Not every shop assistant needs a physics degree, and not every physics professor is necessarily qualified to be a shop assistant. A person, or LLM, can be very smart while at the same time very bad at understanding people.

For example, if GPT-5 takes my code and rearranges something for no reason, that's not going to affect its benchmarks because the code will still produce the same answers. But now I have to spend more time reviewing its output to make sure it hasn't done that. The more time I have to spend post-processing its output, the lower its capabilities are since the measurement of capability on real world tasks is often the amount of time saved.

lilytweed · 2026-04-07T19:17:34 1775589454

Whenever I come back to ChatGPT after using Claude or Gemini for an extended period, I’m really struck by the “AI-ness.” All the verbal tics and, truly, sloppishness, have been trained away by the other, more human-feeling models at this point.
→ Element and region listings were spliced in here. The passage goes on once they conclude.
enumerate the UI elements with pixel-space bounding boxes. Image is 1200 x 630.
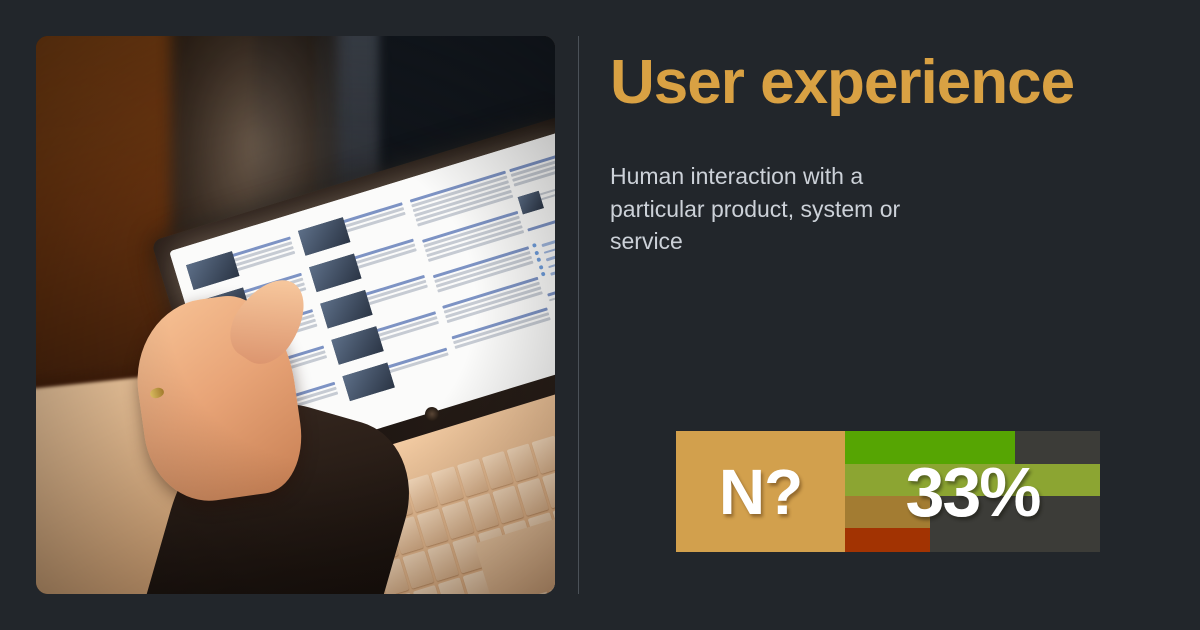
laptop-photo xyxy=(36,36,555,594)
vertical-divider xyxy=(578,36,579,594)
badge-label: N? xyxy=(676,431,845,552)
photo-card xyxy=(36,36,555,594)
badge-value: 33% xyxy=(845,431,1100,552)
page-title: User experience xyxy=(610,50,1170,117)
slide-canvas: User experience Human interaction with a… xyxy=(0,0,1200,630)
description-text: Human interaction with a particular prod… xyxy=(610,160,930,258)
stat-badge: N? 33% xyxy=(676,431,1100,552)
kranke155 · 2026-04-07T21:59:00 1775599140

GPT was clearly changed after its sycophantic models lead to the lawsuits.

josephg · 2026-04-07T23:10:10 1775603410

It still has a very ... plastic feeling. The way it writes feels cheap somehow. I don't know why, but Claude seems much more natural to me. I enjoy reading its writing a lot more.

That said, I'll often throw a prompt into both claude and chatgpt and read both answers. GPT is frequently smarter.

kranke155 · 2026-04-08T10:14:34 1775643274

GPT is more accurate. But Claude has this way of association between things that seems smarter and more human to me.

whalesalad · 2026-04-07T18:59:57 1775588397

This has been my experience. With very very rigid constraints it does ok, but without them it will optimize expediency and getting it done at the expense of integrating with the broader system.

ctoth · 2026-04-07T19:35:51 1775590551

My favorite example of this from last night:

Me: Let's figure out how to clone our company Wordpress theme in Hugo. Here're some tools you can use, here's a way to compare screenshots, iterate until 0% difference.

Codex: Okay Boss! I did the thing! I couldn't get the CSS to match so I just took PNGs of the original site and put them in place! Matches 100%!